The soldier who opened fire - and was subsequently killed in a shootout - was named Rafiqullah, was in his early 20s and joined the Afghan army more than two years ago, the Afghan military official said, speaking on condition of anonymity because he was not authorized to release the information. A second Afghan military official corroborated his account.
His motives were not immediately known, the officials said. He came from a district in Paktia province known to harbor fighters from the Haqqani network, which has strong links to the Taliban and conducts attacks against U.S. forces. There also were indications that Rafiqullah had a dispute with his own superiors before the shooting and opened fire because of it, said a U.S. official who spoke on condition of anonymity to discuss information not yet made public.
On Tuesday, Rafiqullah just had returned from a patrol around Camp Qargha, where the military school is located, the official said. Others on patrol with Rafiqullah turned in their NATO-issued assault rifles, but Rafiqullah kept his and hid in a bathroom. Rafiqullah opened fire when the generals walked into view, the official said.
About half of the wounded in Tuesday's attack at Marshal Fahim National Defense University were Americans, several of them reported to be in serious condition. However, there was no indication that Greene was specifically targeted.

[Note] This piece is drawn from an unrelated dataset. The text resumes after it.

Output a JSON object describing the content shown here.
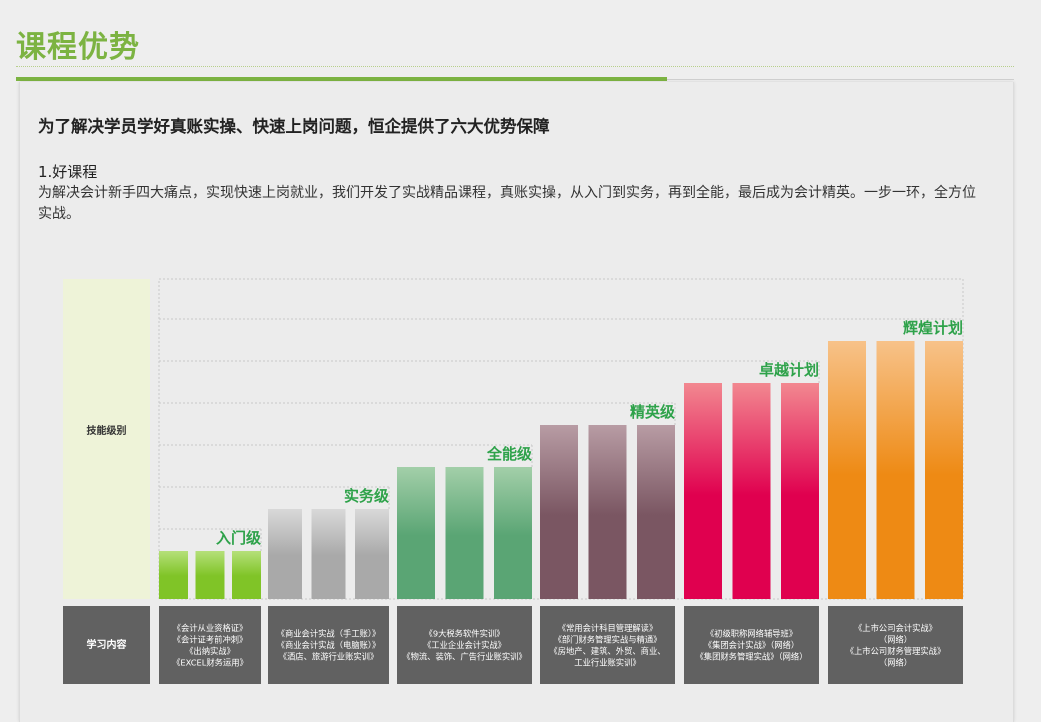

In a statement, NATO said Greene's body was being prepared Wednesday to be flown to the U.S. via Dover Air Force Base in Delaware.
"Our thoughts and prayers are with Maj. Gen. Greene's family, and the families of our soldiers who were injured," NATO said. "These soldiers were professionals, committed to the mission."
U.S. Defense Secretary Chuck Hagel said the attack "is not going to affect our decision or resolve to continue moving forward on an enduring presence post-2014."
The German Defense Ministry identified its wounded officer Wednesday as Brig. Gen. Michael Bartscher, saying he was in stable condition at Baghram airfield and that authorities were considering bringing him back home.
Meanwhile, violence continued elsewhere in Afghanistan as Taliban fighters attacked a police checkpoint in Paktia province. Police killed nine Taliban fighters and wounded 10, while four officers were wounded, authorities said.